2. Le huddle est un système thermique collectif auto-organisé. Quand le blizzard souffle à -40 °C, les mâles en incubation se serrent les uns contre les autres dans une formation appelée « tortue » (huddle). La structure n'a pas de chef : chaque manchot se déplace lentement vers le centre, et ceux qui se retrouvent au bord extérieur finissent par être absorbés de l'autre côté. Le huddle entier se déplace sur la glace à environ 5 cm par minute, comme un organisme unique. À l'intérieur, la température dépasse 37 °C — un écart de plus de 70 degrés avec l'extérieur. Les physiciens qui ont modélisé le phénomène comparent la dynamique à celle d'un fluide en convection.

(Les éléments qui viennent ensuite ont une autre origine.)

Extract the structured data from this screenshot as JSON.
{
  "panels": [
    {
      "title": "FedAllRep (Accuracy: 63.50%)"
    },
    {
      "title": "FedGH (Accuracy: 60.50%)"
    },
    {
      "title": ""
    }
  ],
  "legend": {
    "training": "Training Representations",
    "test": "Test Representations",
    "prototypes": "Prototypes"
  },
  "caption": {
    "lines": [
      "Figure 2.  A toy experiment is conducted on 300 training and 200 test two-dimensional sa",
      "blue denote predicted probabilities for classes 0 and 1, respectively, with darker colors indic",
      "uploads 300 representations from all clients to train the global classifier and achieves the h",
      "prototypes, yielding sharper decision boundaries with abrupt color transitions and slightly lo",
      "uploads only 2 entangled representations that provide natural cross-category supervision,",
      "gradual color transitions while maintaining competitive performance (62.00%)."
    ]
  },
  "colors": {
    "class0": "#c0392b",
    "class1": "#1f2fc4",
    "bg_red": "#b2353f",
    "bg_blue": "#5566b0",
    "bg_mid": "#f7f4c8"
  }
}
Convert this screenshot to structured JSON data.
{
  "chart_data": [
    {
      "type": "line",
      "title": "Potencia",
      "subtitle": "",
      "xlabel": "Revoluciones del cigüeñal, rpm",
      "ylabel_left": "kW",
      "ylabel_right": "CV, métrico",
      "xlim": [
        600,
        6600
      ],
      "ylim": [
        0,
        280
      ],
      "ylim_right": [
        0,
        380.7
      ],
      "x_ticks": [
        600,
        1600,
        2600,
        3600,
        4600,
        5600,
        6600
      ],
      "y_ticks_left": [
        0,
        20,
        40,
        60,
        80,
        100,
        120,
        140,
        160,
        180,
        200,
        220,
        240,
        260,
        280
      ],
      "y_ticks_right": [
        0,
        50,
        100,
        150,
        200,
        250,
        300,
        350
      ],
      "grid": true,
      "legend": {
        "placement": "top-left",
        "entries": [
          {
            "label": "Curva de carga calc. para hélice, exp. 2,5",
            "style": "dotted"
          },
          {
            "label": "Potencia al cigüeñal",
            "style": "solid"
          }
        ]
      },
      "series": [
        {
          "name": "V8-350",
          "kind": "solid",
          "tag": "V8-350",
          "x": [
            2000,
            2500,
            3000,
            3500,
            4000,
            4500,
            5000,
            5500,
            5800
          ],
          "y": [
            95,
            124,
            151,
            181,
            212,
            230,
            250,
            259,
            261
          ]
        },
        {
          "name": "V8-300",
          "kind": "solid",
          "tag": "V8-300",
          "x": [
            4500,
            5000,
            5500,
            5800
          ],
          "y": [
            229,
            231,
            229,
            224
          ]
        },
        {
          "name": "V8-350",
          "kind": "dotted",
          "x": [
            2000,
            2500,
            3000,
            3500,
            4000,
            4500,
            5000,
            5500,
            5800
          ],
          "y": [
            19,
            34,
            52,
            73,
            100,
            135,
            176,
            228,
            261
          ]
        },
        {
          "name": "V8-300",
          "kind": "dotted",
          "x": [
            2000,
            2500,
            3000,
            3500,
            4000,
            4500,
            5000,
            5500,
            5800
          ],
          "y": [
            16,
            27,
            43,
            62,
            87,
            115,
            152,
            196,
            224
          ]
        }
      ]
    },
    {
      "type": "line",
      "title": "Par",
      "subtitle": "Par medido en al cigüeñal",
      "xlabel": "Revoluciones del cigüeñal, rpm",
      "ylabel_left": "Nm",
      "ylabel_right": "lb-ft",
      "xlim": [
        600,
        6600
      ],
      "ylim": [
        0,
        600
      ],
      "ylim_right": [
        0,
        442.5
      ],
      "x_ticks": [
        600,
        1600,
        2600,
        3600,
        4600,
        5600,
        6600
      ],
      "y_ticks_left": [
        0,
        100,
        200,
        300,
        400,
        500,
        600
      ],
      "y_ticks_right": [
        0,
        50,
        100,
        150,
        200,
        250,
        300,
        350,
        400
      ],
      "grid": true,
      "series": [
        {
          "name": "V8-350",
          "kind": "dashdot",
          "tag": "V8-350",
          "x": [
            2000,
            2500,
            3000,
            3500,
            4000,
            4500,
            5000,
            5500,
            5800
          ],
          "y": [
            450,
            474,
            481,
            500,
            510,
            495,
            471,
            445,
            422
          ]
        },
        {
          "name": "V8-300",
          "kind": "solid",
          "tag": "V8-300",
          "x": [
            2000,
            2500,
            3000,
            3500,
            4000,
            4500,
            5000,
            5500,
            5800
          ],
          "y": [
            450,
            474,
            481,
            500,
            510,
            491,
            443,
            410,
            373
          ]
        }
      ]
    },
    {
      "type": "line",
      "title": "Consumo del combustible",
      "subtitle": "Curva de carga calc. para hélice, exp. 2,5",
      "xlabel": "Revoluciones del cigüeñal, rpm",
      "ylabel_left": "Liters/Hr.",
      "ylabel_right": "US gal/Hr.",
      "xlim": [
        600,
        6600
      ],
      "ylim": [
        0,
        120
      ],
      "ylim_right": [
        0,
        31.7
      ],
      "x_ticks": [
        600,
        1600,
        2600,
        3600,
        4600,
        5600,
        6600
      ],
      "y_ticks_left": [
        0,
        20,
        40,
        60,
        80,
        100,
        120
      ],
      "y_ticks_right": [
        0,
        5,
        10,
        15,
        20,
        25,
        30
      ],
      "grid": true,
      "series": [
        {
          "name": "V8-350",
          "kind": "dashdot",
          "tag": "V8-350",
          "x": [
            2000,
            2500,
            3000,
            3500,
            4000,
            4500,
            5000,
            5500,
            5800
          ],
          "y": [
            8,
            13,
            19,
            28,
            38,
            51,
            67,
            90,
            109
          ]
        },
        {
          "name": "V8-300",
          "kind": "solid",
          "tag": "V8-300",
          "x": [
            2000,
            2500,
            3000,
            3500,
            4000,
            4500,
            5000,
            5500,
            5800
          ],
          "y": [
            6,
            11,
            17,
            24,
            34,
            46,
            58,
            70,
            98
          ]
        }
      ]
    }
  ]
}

3. La France possède la colonie la plus filmée du monde. La base Dumont-d'Urville, en Terre Adélie, abrite une colonie d'environ 3 000 couples qui est suivie scientifiquement depuis 1952 — la plus longue série de données continues sur l'espèce. C'est cette colonie que Luc Jacquet a filmée pour La Marche de l'empereur (Oscar du meilleur documentaire, 2006), et c'est à partir de ses données que les premières projections d'impact climatique sur l'espèce ont été calculées. La France administre ainsi, depuis une base de 30 personnes au bout du monde, l'un des programmes de suivi de faune sauvage les plus importants de la planète.
CONSEILS PHOTO ET VIDÉO
Le manchot empereur n'est pas un sujet sous-marin — on le photographie sur la glace, depuis un Zodiac, ou depuis le pont du navire. Mais les défis sont réels : froid extrême, lumière piégeuse, et un sujet qui impose des distances de sécurité.

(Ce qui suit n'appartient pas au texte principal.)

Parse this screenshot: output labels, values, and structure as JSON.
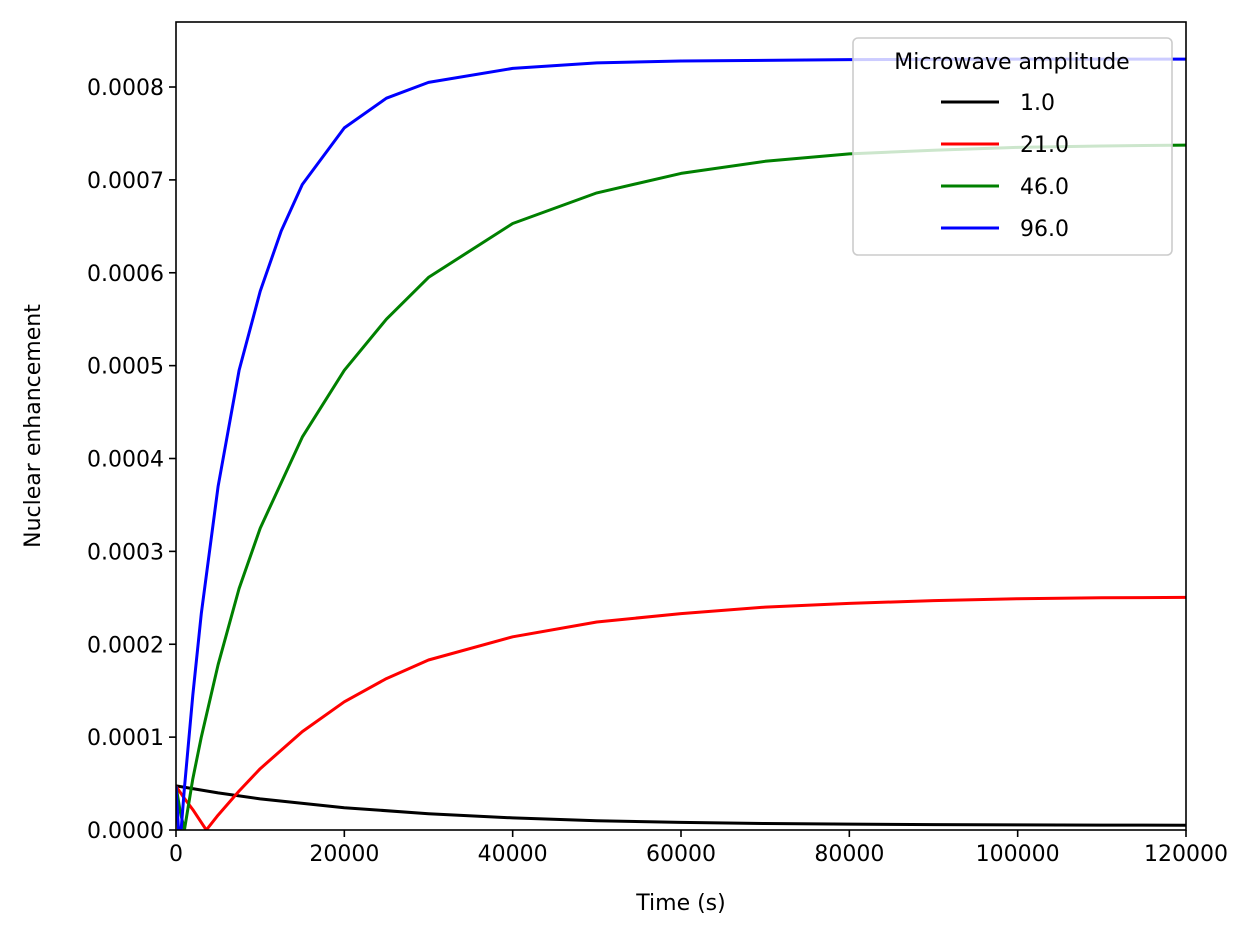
{
  "chart_data": {
    "type": "line",
    "title": "",
    "xlabel": "Time (s)",
    "ylabel": "Nuclear enhancement",
    "xlim": [
      0,
      120000
    ],
    "ylim": [
      0,
      0.00087
    ],
    "xticks": [
      0,
      20000,
      40000,
      60000,
      80000,
      100000,
      120000
    ],
    "xtick_labels": [
      "0",
      "20000",
      "40000",
      "60000",
      "80000",
      "100000",
      "120000"
    ],
    "yticks": [
      0,
      0.0001,
      0.0002,
      0.0003,
      0.0004,
      0.0005,
      0.0006,
      0.0007,
      0.0008
    ],
    "ytick_labels": [
      "0.0000",
      "0.0001",
      "0.0002",
      "0.0003",
      "0.0004",
      "0.0005",
      "0.0006",
      "0.0007",
      "0.0008"
    ],
    "grid": false,
    "legend": {
      "title": "Microwave amplitude",
      "placement": "top-right"
    },
    "series": [
      {
        "name": "1.0",
        "color": "#000000",
        "x": [
          0,
          5000,
          10000,
          20000,
          30000,
          40000,
          50000,
          60000,
          70000,
          80000,
          90000,
          100000,
          110000,
          120000
        ],
        "y": [
          4.75e-05,
          4e-05,
          3.35e-05,
          2.4e-05,
          1.75e-05,
          1.3e-05,
          1e-05,
          8.2e-06,
          7e-06,
          6.3e-06,
          5.8e-06,
          5.5e-06,
          5.3e-06,
          5.2e-06
        ]
      },
      {
        "name": "21.0",
        "color": "#ff0000",
        "x": [
          0,
          1000,
          2000,
          3600,
          5000,
          7500,
          10000,
          15000,
          20000,
          25000,
          30000,
          40000,
          50000,
          60000,
          70000,
          80000,
          90000,
          100000,
          110000,
          120000
        ],
        "y": [
          4.7e-05,
          3.4e-05,
          2.2e-05,
          0.0,
          1.6e-05,
          4.2e-05,
          6.6e-05,
          0.000106,
          0.000138,
          0.000163,
          0.000183,
          0.000208,
          0.000224,
          0.000233,
          0.00024,
          0.000244,
          0.000247,
          0.000249,
          0.00025,
          0.0002505
        ]
      },
      {
        "name": "46.0",
        "color": "#008000",
        "x": [
          0,
          500,
          1000,
          2000,
          3000,
          5000,
          7500,
          10000,
          15000,
          20000,
          25000,
          30000,
          40000,
          50000,
          60000,
          70000,
          80000,
          90000,
          100000,
          110000,
          120000
        ],
        "y": [
          4.7e-05,
          2e-05,
          0.0,
          5.5e-05,
          0.0001,
          0.000178,
          0.00026,
          0.000325,
          0.000423,
          0.000495,
          0.00055,
          0.000595,
          0.000653,
          0.000686,
          0.000707,
          0.00072,
          0.000728,
          0.000732,
          0.000735,
          0.0007365,
          0.0007375
        ]
      },
      {
        "name": "96.0",
        "color": "#0000ff",
        "x": [
          0,
          300,
          600,
          1000,
          2000,
          3000,
          5000,
          7500,
          10000,
          12500,
          15000,
          20000,
          25000,
          30000,
          40000,
          50000,
          60000,
          80000,
          100000,
          120000
        ],
        "y": [
          4.7e-05,
          0.0,
          0.0,
          4.5e-05,
          0.000145,
          0.000233,
          0.00037,
          0.000495,
          0.00058,
          0.000645,
          0.000695,
          0.000756,
          0.000788,
          0.000805,
          0.00082,
          0.000826,
          0.000828,
          0.0008295,
          0.00083,
          0.00083
        ]
      }
    ]
  }
}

Objectif. Un téléobjectif 100-400 mm (ou 70-200 mm + multiplicateur) est l'outil principal pour les portraits depuis la distance réglementaire de 5 mètres. Un grand angle 16-35 mm est indispensable pour les plans d'ambiance — la colonie sur fond d'icebergs, les files d'adultes en marche sur la banquise. Pour la vidéo, un stabilisateur est quasi obligatoire : le Zodiac bouge, la glace vibre sous les pas, et le vent secoue tout.
Lumière. L'Antarctique est un piège pour la mesure d'exposition. La neige et la glace réfléchissent 80 à 90 % de la lumière, et tout mode automatique sous-expose le sujet — le manchot noir et blanc sort gris sur fond gris. Surexposer de +1 à +1,5 IL par rapport à la mesure matricielle, ou mesurer en spot sur le ventre blanc de l'animal et ouvrir d'un demi-diaphragme. En fin de journée, la lumière rasante dorée sur la glace donne les images les plus spectaculaires — prévoir d'être dehors à ce moment-là, malgré le froid.
Froid. Les batteries lithium perdent jusqu'à 50 % de leur capacité à -20 °C. Garder les batteries de rechange contre le corps, sous la veste, et ne les charger dans l'appareil qu'au moment de tirer. Les écrans LCD gèlent et ralentissent — s'habituer à cadrer au viseur optique. Les doigts nus sur du métal à -30 °C, c'est une brûlure en quelques secondes : utiliser des gants fins en soie sous des moufles, retirer la moufle pour tirer, la remettre immédiatement.
Erreur classique. Photographier que les adultes. Les poussins, serrés en crèche, les interactions entre parents et jeunes, et surtout les détails — le transfert de l'oeuf, la régurgitation, le bec rosé sur fond de plumes dorées — racontent une histoire que le portrait standard en pied ne capte pas.